When the writer described her daughter’s invisible friend
I remembered my mother going on about Giffy
my own lost companion, who did everything I shouldn’t have.
All I know of him is what my mother tells the whole table
every other Christmas or so. Is it best to mourn
our imaginary friends or be glad to be shut of them?
I believe in holy places, both fixed and mobile,
and I believe in the lazy line of the Navajo rug.
I believe in Giffy though he hasn’t spoken to me since 1955.

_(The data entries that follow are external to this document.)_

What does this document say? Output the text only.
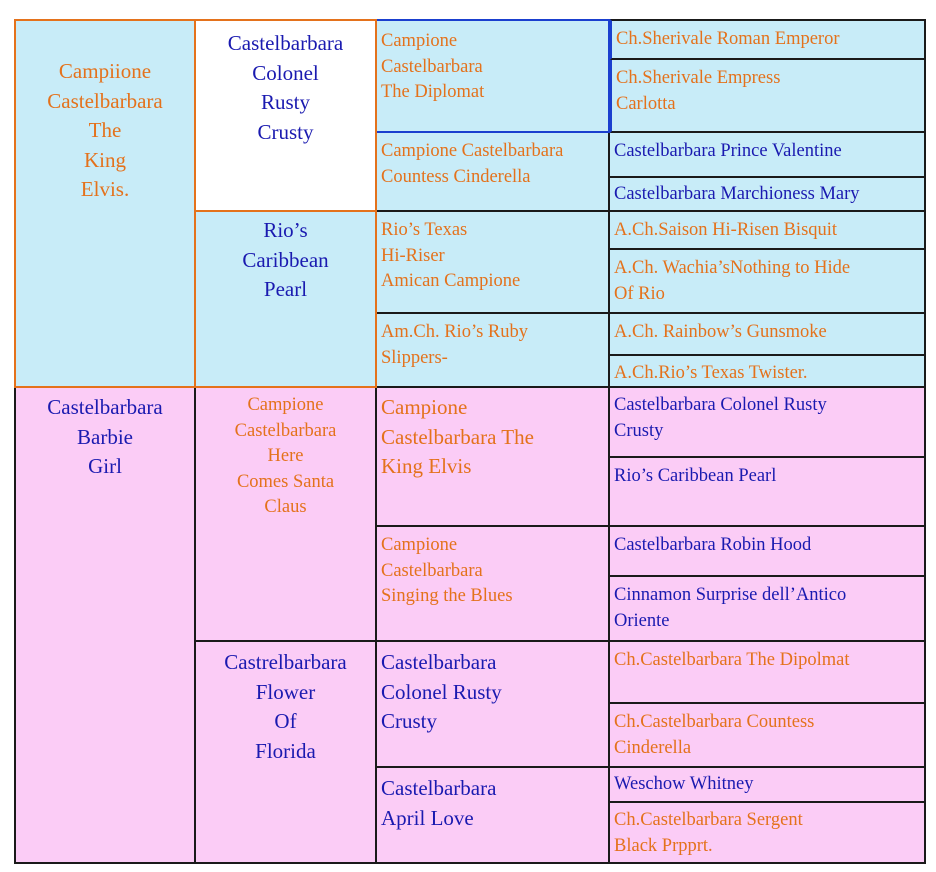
Campiione
Castelbarbara
The
King
Elvis.
Castelbarbara
Barbie
Girl
Castelbarbara
Colonel
Rusty
Crusty
Rio’s
Caribbean
Pearl
Campione
Castelbarbara
Here
Comes Santa
Claus
Castrelbarbara
Flower
Of
Florida
Campione
Castelbarbara
The Diplomat
Campione Castelbarbara
Countess Cinderella
Rio’s Texas
Hi-Riser
Amican Campione
Am.Ch. Rio’s Ruby
Slippers-
Campione
Castelbarbara The
King Elvis
Campione
Castelbarbara
Singing the Blues
Castelbarbara
Colonel Rusty
Crusty
Castelbarbara
April Love
Ch.Sherivale Roman Emperor
Ch.Sherivale Empress
Carlotta
Castelbarbara Prince Valentine
Castelbarbara Marchioness Mary
A.Ch.Saison Hi-Risen Bisquit
A.Ch. Wachia’sNothing to Hide
Of Rio
A.Ch. Rainbow’s Gunsmoke
A.Ch.Rio’s Texas Twister.
Castelbarbara Colonel Rusty
Crusty
Rio’s Caribbean Pearl
Castelbarbara Robin Hood
Cinnamon Surprise dell’Antico
Oriente
Ch.Castelbarbara The Dipolmat
Ch.Castelbarbara Countess
Cinderella
Weschow Whitney
Ch.Castelbarbara Sergent
Black Prpprt.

I want the charismatic macrofauna to thrive
and the coral and honeybees too. I want to bless
the unmedicated and the millionaire developers and to clean
the lead, mercury and flame retardants from everybody’s blood.
I want to know what Giffy’s been up to, if he’s happy,
stoned, depressed, working the night shift, solitary, gay,
pious, making cold calls or walking free and sweet through
some high canyon like the loose thread in a Navajo rug.